Anonymous 22 June 18 13:58

However inelegantly anon 09:45 puts it, the fact is that the current disparity between shared parental leave and maternity pay arrangements in most firms (which may or may not be legal - this hasn't been properly tested yet- but was the officially endorsed position suggested by the government in paragraph 92 here https://assets.publishing.service.gov.uk/government/uploads/system/uploads/attachment_data/file/417505/bis-14-1329-Employers-technical-guide-to-shared-parental-leave-and-pay-1.pdf) is a problem for men looking to help out at home.

Insofar as this situation is clearly not a female conspiracy, the idea of "the patriarchy" posits a deeply offensive notion of a male conspiracy. All that is happening is society - for both men and women - is changing. Women do earn less than men in full-time roles, but they earn more per hour in part-time roles. Men are more likely to be victims of violence. They get on average more prison time for the same criminal offences compared to women. They are more likely to kill themselves. They die younger. Women suffer more domestic violence (though men also suffer from domestic violence at non-trivial rates).

Which goes to say that a single statistic on gender pay gap does not fully capture a complicated dynamic; that blanket bad faith should not be imputed onto every member of either gender on account of that gender, and that life is complicated.

Anonymous 22 June 18 17:07

anon @ 9.45. I too am married to a woman who has been plotting to exclude me from my child's life from day one. I should have had an idea of what was to come when I watched her hogging all the limelight in the maternity ward of our local hospital - she was rather over-dramatic about the whole process I thought.

She selfishly insists on doing all the breastfeeding herself, as she claims that my own rather fulsome funbags are inadequate for feeding Neville J. She has also colluded with her employer to ENSURE that she is always paid less than me, so that through the cruel tyranny of logic I am effectively BANNED from being a stay at home dad. She has done nothing but manipulate and exploit the obscene over-advantages that society has given her.

Anonymous 23 June 18 12:52

Are we going to see diversity schemes aimed at encouraging more men into the profession? Oh no, only women can be discriminated against...

Anonymous 24 June 18 19:14

@ 11:39 - I don't think you understand what a meninist is. It isn't the absence of feminism. It is overt hostility towards women.

Roll On Friday 26 June 18 14:37

@18:14 "@ 11:39 - I don't think you understand what a meninist is. It isn't the absence of feminism. It is overt hostility towards women."

I have not heard of this word "meninist" before, so am not familiar with its cultural usage, but if its just a straightforward portmanteau of "men" and "feminist", this view does rather imply the reverse - that feminism itself is overt hostility towards men. Clearly that's not what feminism is or should be about. But it does seem unfair that anyone arguing for 'male rights' (under whatever daft badge they may have given themselves) must is assumed to be overtly hostile to women.

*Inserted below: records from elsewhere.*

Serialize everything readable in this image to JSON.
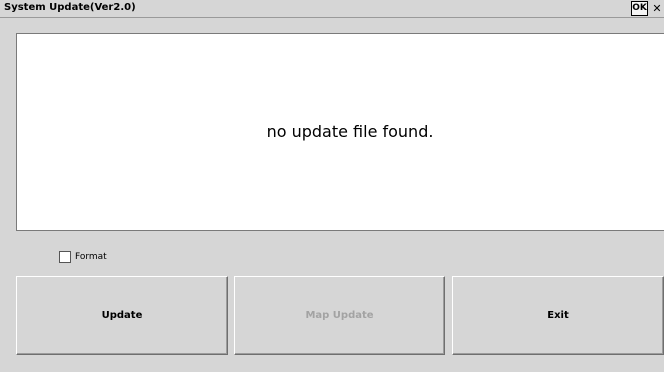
{
  "window": {
    "title": "System Update(Ver2.0)",
    "ok_label": "OK",
    "close_label": "✕"
  },
  "message": "no update file found.",
  "format": {
    "label": "Format",
    "checked": false
  },
  "buttons": {
    "update": "Update",
    "map_update": "Map Update",
    "exit": "Exit"
  },
  "colors": {
    "background": "#d6d6d6",
    "panel": "#ffffff",
    "disabled_text": "#a3a3a3"
  }
}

Clearly women still suffer gender related injustices and there's and its a good thing that we work to reduce them. But equally its pretty clear that men, particularly in the West, now suffer almost as many gender related injustices. What undermines men's rights is that no successful or aspirational man would ever want to be associated with arguing for them - because there is really no better way, in the current culture, of advertising total loser status. So gender related injustices accrue against low status men as there is no-one there to argue for their interests. If, for example, women were overrepresented amongst the prison population or the homeless - it would be a high profile gender issue. Because they are low status men those issues are discussed in gender neutral terms. You have to wonder whether that is right.

Anonymous 20 July 18 15:39

So what are we now going to do to try and encourage more men to enter the legal profession and redress the significant gender imbalance in favour of women at 9 years PQE level and below?!

What's sauce for the Gander is sauce for the Goose.